I've been working on collecting The Pantheon Fairy Tale & Folklore Library greedily getting two volumes,
Japanese Tales and
Norwegian Folktales. These are fun to dip into when I have a spare few and to share with the children.
Cosmic wrote: "I am planning on buying a notebook and playing around with this idea."I've never attempted to journal anything I read. I occassionally capture a thought by using the "read to page number" comment. I have been toying with keeping track of characters in In Search of Lost Time as I do worry I'll lose track of people and I'm terrible with names.
Cosmic wrote: "The book used the word "folly" and it reminded me of a book I had bought that was mentioned in The Cave and the Light: Plato Versus Aristotle, and the Struggle for the Soul of Western Civilization called In Praise of Folly."I read The Cave and the Light and my TBR exploded following the interesting references in that book! I certainly follow the threads in my non-fiction reading but I've never done it with fiction. Odd considering that I do follow threads with music, finding out who inspired the artists, looking up session musicians and their other recordings an so on.

I have spent this evening drawing up a reading plan, the first time I have done such a thing. In the past I have just followed my nose through books, and of course I have been working my way through my ever growing
AND list. Between the four short story collections, In Search of Lost Time and a couple of heftys I thought it a good idea to create a spreadsheet and plan the year. It also allows me to cater for life events that will deplete my reading time. I wonder what steps others take to plan their reads?

I live in a village near Stratford-upon-Avon, England. Shakespeare's birthplace is a mere 8 miles away and Kenilworth, the setting of the same named Walter Scott novel, is a 40 minute drive and a beautiful ruin.

Happy New Year and here's to many good reads!

I think I should be able to do at least 8 of these this year.
1. Color in the Title
✅ 2. Forest Green Cover
3. Shelf 7: Austrian, Belgian, Dutch, German, Swiss Classics
4. YA/Children
5. Shelf 3: American Classics
6. Short Story
7. Female Protagonist
8. Author Last Name "N"
9. Free Space
10. Non-Fiction
11. 300 Pages
12. Shelf 4: Portuguese and Spanish Classics, Countries of Central and South America Classics
13. Mystery Classic
✅ 14. Shelf 1: French Classics
15. FWC
16. Shelf B1: Canadian Classics
Rosemarie wrote: "Calvino also edited a collection of Italian folk tales, for those who like fairy tales."Thanks Rosemarie, I love a good folk story. I've ordered
Italian Folktales but at 795 pages I'll only be dipping into a sample over the next two months.

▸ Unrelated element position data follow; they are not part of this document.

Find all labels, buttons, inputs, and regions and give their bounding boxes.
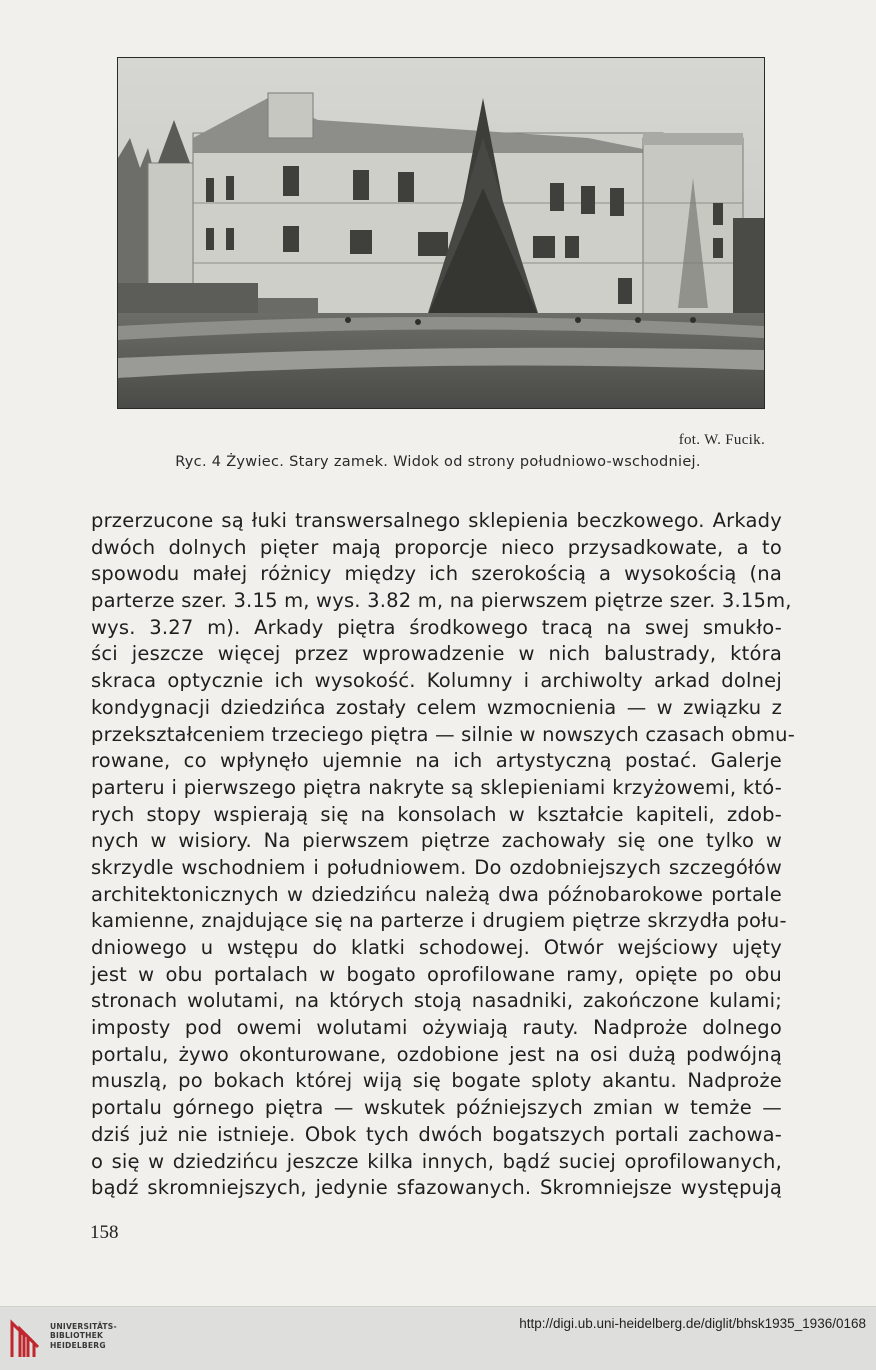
- text-line: dziś już nie istnieje. Obok tych dwóch bogatszych portali zachowa-: [91, 1122, 782, 1146]
- text-line: rowane, co wpłynęło ujemnie na ich artystyczną postać. Galerje: [91, 749, 782, 773]
- body-text: [91, 508, 795, 1202]
- text-line: portalu górnego piętra — wskutek późniejszych zmian w temże —: [91, 1096, 782, 1120]
- text-line: skrzydle wschodniem i południowem. Do ozdobniejszych szczegółów: [91, 855, 782, 879]
- text-line: przerzucone są łuki transwersalnego sklepienia beczkowego. Arkady: [91, 509, 782, 532]
- text-line: spowodu małej różnicy między ich szerokością a wysokością (na: [91, 562, 782, 586]
- footer-bar: [0, 1306, 876, 1370]
- text-line: kamienne, znajdujące się na parterze i drugiem piętrze skrzydła połu-: [91, 909, 787, 933]
- text-line: wys. 3.27 m). Arkady piętra środkowego tracą na swej smukło-: [91, 615, 782, 639]
- text-line: parterze szer. 3.15 m, wys. 3.82 m, na pierwszem piętrze szer. 3.15m,: [91, 589, 792, 613]
- text-line: nych w wisiory. Na pierwszem piętrze zachowały się one tylko w: [91, 829, 782, 853]
- text-line: kondygnacji dziedzińca zostały celem wzmocnienia — w związku z: [91, 695, 782, 719]
- text-line: parteru i pierwszego piętra nakryte są sklepieniami krzyżowemi, któ-: [91, 775, 782, 799]
- page-number: 158: [90, 1222, 119, 1243]
- text-line: rych stopy wspierają się na konsolach w kształcie kapiteli, zdob-: [91, 802, 782, 826]
- library-name-line2: BIBLIOTHEK: [50, 1331, 104, 1341]
- text-line: architektonicznych w dziedzińcu należą dwa późnobarokowe portale: [91, 882, 782, 906]
- text-line: jest w obu portalach w bogato oprofilowane ramy, opięte po obu: [91, 962, 782, 986]
- text-line: przekształceniem trzeciego piętra — silnie w nowszych czasach obmu-: [91, 722, 795, 746]
- text-line: portalu, żywo okonturowane, ozdobione jest na osi dużą podwójną: [91, 1042, 782, 1066]
- text-line: ści jeszcze więcej przez wprowadzenie w nich balustrady, która: [91, 642, 782, 666]
- castle-photo: [117, 57, 765, 409]
- library-logo-icon: [8, 1317, 42, 1361]
- figure-caption: Ryc. 4 Żywiec. Stary zamek. Widok od strony południowo-wschodniej.: [175, 454, 701, 470]
- text-line: dniowego u wstępu do klatki schodowej. Otwór wejściowy ujęty: [91, 936, 782, 959]
- library-name-line3: HEIDELBERG: [50, 1340, 106, 1350]
- text-line: imposty pod owemi wolutami ożywiają rauty. Nadproże dolnego: [91, 1016, 782, 1040]
- library-name: [50, 1322, 117, 1350]
- text-line: stronach wolutami, na których stoją nasadniki, zakończone kulami;: [91, 989, 782, 1013]
- photo-credit: fot. W. Fucik.: [678, 432, 765, 448]
- text-line: bądź skromniejszych, jedynie sfazowanych. Skromniejsze występują: [91, 1176, 782, 1200]
- library-name-line1: UNIVERSITÄTS-: [50, 1322, 117, 1331]
- text-line: o się w dziedzińcu jeszcze kilka innych, bądź suciej oprofilowanych,: [91, 1149, 782, 1173]
- text-line: muszlą, po bokach której wiją się bogate sploty akantu. Nadproże: [91, 1069, 782, 1093]
- text-line: skraca optycznie ich wysokość. Kolumny i archiwolty arkad dolnej: [91, 669, 782, 693]
- castle-illustration: [118, 58, 764, 408]
- source-url-link[interactable]: http://digi.ub.uni-heidelberg.de/diglit/bhsk1935_1936/0168: [519, 1316, 866, 1331]
- text-line: dwóch dolnych pięter mają proporcje nieco przysadkowate, a to: [91, 535, 782, 559]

I am reading Callirhoe from the collection
Greek Fiction: Callirhoe, Daphnis and Chloe, Letters of Chion. Written sometime between 100BC-150AD, it is one of the earliest, if not the earliest, surviving Greek novels. It's certainly not a novel as we'd consider it today, and there are clear stylings borrowed from Homer, but it is a linearly progressive narrative. It is also an example of the star-crossed lovers trope.

52 Stories arrived this morning. I've only read a few of Chekhov's stories but have read
A Life in Letters. In some of his letters to Suvorin (an editor/publisher and later close friend) he complains about rushing to meet deadlines and chopping stories to pieces to fit word limits. It'll be intersting to see if I get a sense of any of this in these stories or if it's more a case of an author never satisified with his work despite it's excellency.

I picked up
The Queen's Necklace by
Italo Calvino a long time ago but haven't got around to reading it so this gives the impetus.

I too will be joining! I ordered my copy yesterday and it should arrive next week. I enjoy epic tales but have only read
The Prose Edda and
The Saga of Gunnlaug Serpent-tongue to date having focused more on Greek and Summerian epics so far.

I'm looking forward to this, I intend on joining for all four. I have Dostoevsky's short stories spread across a few volumes in Penguin Classics so will read the same stories but in different books.